Его настойчивость и раздражает, и привлекает одновременно. Музыка усиливается, некоторые стражи приглашают подруг по службе, выходя с ними вперёд и отплясывая. Рука Александра всё ещё протянута, она даже не шевелится.
— Если ты так не хочешь, — он теряет своё упорство, медленно опуская руку, словно только и ждёт, что я соглашусь, — я не буду настаивать.
— И пригласишь другую?
— Например? Луизу?
— Ну почему же, ты и с Тузовым неплохо смотришься, — язвлю я, мельком глядя на главнокомандующего, что сидит на лавке, притоптывая ногой в такт музыки. Александр глядит на него вместе со мной, и, заметив наши взгляды, Тузов расплывается в улыбке, подмигивает обоим и головой указывает на центр зала, посылая нас туда различными жестами.

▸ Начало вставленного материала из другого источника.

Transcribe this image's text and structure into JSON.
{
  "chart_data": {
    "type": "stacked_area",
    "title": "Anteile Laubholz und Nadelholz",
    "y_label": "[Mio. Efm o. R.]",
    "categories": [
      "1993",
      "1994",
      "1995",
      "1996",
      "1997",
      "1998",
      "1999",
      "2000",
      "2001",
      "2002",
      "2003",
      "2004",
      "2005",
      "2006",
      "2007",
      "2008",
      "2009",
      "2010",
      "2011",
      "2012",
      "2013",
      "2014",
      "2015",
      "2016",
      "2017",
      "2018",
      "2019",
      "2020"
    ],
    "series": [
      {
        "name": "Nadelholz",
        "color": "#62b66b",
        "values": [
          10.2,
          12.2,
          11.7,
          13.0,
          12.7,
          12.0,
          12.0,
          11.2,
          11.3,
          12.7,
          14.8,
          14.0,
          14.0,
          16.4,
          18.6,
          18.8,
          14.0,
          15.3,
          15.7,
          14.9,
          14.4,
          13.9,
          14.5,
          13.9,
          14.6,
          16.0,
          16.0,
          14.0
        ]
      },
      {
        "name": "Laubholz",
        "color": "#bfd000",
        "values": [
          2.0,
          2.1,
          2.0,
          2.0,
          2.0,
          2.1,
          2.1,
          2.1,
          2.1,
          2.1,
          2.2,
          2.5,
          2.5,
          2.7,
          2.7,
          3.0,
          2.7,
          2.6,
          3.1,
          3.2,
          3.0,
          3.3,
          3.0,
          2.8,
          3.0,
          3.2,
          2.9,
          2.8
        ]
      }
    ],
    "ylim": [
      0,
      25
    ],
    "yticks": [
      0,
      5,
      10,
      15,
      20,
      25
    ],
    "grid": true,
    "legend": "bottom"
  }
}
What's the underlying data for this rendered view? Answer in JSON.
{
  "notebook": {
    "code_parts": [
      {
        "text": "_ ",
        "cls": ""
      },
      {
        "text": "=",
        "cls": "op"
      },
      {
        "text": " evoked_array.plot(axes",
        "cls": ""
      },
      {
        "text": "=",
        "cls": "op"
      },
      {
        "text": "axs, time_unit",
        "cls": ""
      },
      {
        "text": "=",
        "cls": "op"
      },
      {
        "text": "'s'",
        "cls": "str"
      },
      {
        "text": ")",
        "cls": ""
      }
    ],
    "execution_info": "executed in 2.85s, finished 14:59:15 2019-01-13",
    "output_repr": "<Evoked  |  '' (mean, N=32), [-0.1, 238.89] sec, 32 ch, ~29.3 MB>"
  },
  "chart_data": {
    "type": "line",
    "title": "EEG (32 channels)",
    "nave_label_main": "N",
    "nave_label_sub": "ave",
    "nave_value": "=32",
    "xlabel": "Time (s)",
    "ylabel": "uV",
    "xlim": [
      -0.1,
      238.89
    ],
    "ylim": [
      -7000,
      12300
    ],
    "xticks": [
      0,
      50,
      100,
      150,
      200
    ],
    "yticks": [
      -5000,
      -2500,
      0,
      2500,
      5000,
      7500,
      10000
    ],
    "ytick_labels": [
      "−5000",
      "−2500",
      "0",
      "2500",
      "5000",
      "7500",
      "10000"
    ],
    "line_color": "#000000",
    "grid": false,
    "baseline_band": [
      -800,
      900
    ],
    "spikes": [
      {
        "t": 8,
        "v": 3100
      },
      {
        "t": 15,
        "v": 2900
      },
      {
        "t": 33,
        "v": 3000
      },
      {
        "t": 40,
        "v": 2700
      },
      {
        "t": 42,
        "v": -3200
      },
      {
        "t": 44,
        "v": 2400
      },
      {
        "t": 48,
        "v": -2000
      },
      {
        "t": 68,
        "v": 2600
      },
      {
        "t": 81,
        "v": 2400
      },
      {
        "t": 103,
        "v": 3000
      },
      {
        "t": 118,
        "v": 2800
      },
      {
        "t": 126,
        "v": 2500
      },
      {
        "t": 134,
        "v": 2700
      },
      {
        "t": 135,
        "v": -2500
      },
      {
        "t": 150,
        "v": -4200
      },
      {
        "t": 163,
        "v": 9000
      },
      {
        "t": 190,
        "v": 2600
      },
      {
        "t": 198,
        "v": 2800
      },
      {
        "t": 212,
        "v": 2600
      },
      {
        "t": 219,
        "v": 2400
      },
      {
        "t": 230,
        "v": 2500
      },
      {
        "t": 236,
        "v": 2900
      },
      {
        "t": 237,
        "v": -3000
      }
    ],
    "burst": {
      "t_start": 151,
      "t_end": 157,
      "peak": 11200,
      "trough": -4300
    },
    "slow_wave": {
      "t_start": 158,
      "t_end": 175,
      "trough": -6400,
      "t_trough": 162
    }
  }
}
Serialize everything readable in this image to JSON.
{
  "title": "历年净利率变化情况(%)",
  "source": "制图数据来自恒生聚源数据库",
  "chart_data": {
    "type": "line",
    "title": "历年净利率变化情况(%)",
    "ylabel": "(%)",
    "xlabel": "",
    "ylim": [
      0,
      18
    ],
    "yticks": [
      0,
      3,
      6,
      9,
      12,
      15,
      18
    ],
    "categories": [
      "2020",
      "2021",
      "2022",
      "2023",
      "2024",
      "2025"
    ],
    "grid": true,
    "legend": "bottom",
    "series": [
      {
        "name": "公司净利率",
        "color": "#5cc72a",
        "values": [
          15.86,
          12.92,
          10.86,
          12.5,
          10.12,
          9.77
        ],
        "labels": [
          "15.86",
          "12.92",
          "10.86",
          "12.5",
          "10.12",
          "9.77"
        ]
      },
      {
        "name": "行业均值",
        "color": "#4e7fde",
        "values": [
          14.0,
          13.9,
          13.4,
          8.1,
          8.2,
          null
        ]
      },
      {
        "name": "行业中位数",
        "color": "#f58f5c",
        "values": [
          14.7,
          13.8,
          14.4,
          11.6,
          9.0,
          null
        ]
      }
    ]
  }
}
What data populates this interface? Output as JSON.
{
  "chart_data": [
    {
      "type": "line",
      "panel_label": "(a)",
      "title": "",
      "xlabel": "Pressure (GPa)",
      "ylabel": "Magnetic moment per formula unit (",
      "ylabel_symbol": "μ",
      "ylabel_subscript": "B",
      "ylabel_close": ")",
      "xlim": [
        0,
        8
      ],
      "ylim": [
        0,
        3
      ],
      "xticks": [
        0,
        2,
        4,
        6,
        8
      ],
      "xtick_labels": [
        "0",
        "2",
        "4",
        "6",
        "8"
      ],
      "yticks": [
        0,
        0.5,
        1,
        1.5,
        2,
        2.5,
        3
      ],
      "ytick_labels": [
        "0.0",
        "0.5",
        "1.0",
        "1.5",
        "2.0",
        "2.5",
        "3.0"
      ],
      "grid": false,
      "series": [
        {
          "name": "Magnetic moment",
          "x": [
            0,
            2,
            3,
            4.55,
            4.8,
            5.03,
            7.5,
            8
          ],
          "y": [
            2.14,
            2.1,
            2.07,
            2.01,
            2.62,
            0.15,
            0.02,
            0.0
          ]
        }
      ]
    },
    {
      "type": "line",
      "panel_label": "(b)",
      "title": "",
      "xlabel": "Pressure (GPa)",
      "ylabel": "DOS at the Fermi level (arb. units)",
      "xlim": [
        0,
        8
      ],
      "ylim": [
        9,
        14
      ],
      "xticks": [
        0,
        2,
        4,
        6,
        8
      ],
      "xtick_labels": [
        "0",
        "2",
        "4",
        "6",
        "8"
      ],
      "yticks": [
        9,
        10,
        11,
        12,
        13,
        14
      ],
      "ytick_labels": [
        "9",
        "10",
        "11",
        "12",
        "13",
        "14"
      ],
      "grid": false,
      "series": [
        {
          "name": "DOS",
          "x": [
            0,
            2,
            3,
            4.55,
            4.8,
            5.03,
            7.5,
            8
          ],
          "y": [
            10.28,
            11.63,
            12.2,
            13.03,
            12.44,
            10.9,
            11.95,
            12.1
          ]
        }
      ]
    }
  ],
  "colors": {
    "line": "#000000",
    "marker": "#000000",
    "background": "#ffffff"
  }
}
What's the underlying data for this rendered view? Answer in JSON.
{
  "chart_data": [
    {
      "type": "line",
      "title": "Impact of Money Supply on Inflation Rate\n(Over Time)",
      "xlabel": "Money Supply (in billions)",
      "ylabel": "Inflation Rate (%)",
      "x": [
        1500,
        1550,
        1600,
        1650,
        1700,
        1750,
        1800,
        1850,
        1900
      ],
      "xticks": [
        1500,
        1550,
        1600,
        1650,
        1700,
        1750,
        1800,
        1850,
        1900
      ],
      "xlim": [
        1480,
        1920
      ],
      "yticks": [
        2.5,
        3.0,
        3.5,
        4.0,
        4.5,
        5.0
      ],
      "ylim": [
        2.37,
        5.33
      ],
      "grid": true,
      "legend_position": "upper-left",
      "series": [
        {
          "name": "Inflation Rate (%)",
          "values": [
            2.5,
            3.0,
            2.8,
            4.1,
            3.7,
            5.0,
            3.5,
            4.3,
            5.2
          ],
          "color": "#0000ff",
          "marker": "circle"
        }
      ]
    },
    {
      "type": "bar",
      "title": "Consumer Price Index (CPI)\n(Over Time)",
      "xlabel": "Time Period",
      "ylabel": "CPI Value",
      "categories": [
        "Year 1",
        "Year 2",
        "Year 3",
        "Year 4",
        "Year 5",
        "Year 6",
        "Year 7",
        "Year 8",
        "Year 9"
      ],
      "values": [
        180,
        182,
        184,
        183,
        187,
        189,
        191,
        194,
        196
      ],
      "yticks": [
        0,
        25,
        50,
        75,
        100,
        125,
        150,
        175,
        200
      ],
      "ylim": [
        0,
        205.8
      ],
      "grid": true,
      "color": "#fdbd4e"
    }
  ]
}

— Знаешь, я-то не буду настаивать, но за Тузова не ручаюсь.
— Только из уважения к главнокомандующему, — сдаюсь я.
Пока я всячески уходила от приглашения, первый танец закончился, но музыканты снова берутся за инструменты, завидев новую пару — меня и Александра. Стражи, что уже станцевали, тоже присоединяются, несмотря на сбитое дыхание и потные лица.
Александр встаёт позади меня, положив левую руку на талию, а правой взяв мою и вытянув ту в сторону. Его бархатный голос касается моего уха:
— Расслабься.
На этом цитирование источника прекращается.